Rantis Maung 4×4 buatan Pindad Mobil dengan transmisi manual 6 percepatan itu mampu menjangkau jarak tempuh hingga 800 km. Maung dapat dilengkapi dengan braket senjata 7,62 mm, konsol SS2-V4, perangkat GPS navigasi dan tracker kendaraan serta perlengkapan lainnya.
“Kita melihat kebutuhan dan peluang dari berbagai macam kondisi Maung, ini sekalian kita sedang industrialisasi semoga tahun ini bisa 500 unit, meskipun kapasitas kita bangunan mencapai 1.000 unit dengan berbagai variannya,” kata Ade dalam diskusi virtual yang diadakan Jakarta Defence Studies (JDS) dengan tema `Tantangan Perang Generasi Keenam Versus Kemandirian Industri Pertahanan` di Jakarta, Rabu (26/8).
Senada dengan Ade, VP Inovasi PT Pindad, Windhu Paramarta, menyampaikan bahwa untuk pasar ekspor tentu saja sebagai industri militer Pindad punya pasar ekspor. Kalau mengekspor untuk kendaraan sipil (kendaraan komesil) itu bisa lebih mudah.
“Karena untuk bisa ekpor kendaraan militer harus mendapat izin Kemenhan. Sedangkan untuk kendaraan sipil (kendaran komersil) akan lebih mudah karena seperti menjual mobil biasa. Meski harus ada izin laik jalan dan lain-lain. Artinya kalau ada pasarnya kita bisa saja (melakukan ekspor) dan sangat besar peluangnya,” kata Windhu.
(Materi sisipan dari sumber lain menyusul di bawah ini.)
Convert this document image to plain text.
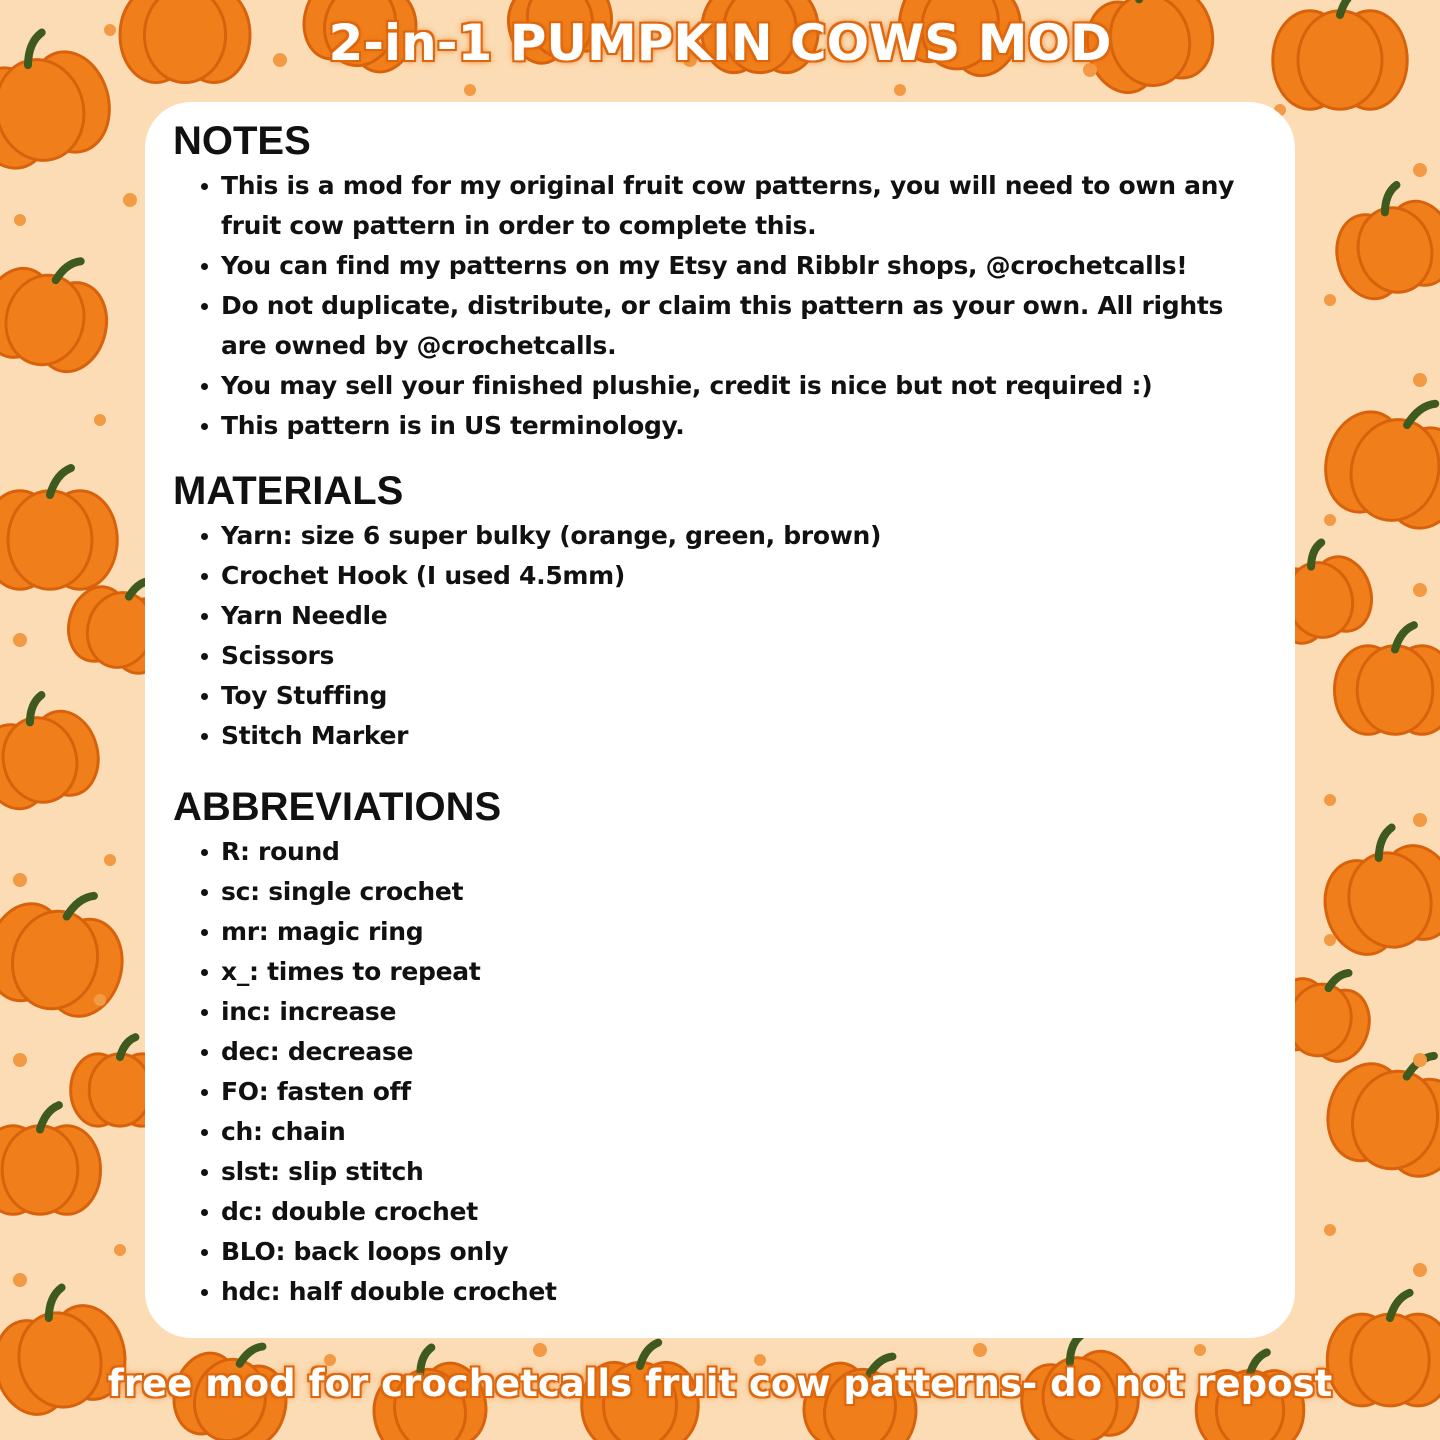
2-in-1 PUMPKIN COWS MOD
NOTES
This is a mod for my original fruit cow patterns, you will need to own any fruit cow pattern in order to complete this.
You can find my patterns on my Etsy and Ribblr shops, @crochetcalls!
Do not duplicate, distribute, or claim this pattern as your own. All rights are owned by @crochetcalls.
You may sell your finished plushie, credit is nice but not required :)
This pattern is in US terminology.
MATERIALS
Yarn: size 6 super bulky (orange, green, brown)
Crochet Hook (I used 4.5mm)
Yarn Needle
Scissors
Toy Stuffing
Stitch Marker
ABBREVIATIONS
R: round
sc: single crochet
mr: magic ring
x_: times to repeat
inc: increase
dec: decrease
FO: fasten off
ch: chain
slst: slip stitch
dc: double crochet
BLO: back loops only
hdc: half double crochet
free mod for crochetcalls fruit cow patterns- do not repost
PT Pindad juga akan meluncurkan kendaraan tempur lainnya pada 2021. Hanya saja, alutsista kali ini diperuntukkan bagi TNI AL.
“Coming soon, available tahun 2021. Tentu saja kendaraan tersebut dilengkapi senjata mesin untuk digunakan personel TNI,” jelas Ade yang menggantikan Dirut PT Pindad Abraham Mose.
Sebelumnya Kementerian Pertahanan (Kemhan) Republik Indonesia dan PT Pindad (Persero) telah menandatangani kontrak pembuatan Tank Boat. Penandatanganan kontrak dilaksanakan di Kantor Kementerian Pertahanan, Jakarta pada Rabu, 11 Maret 2020.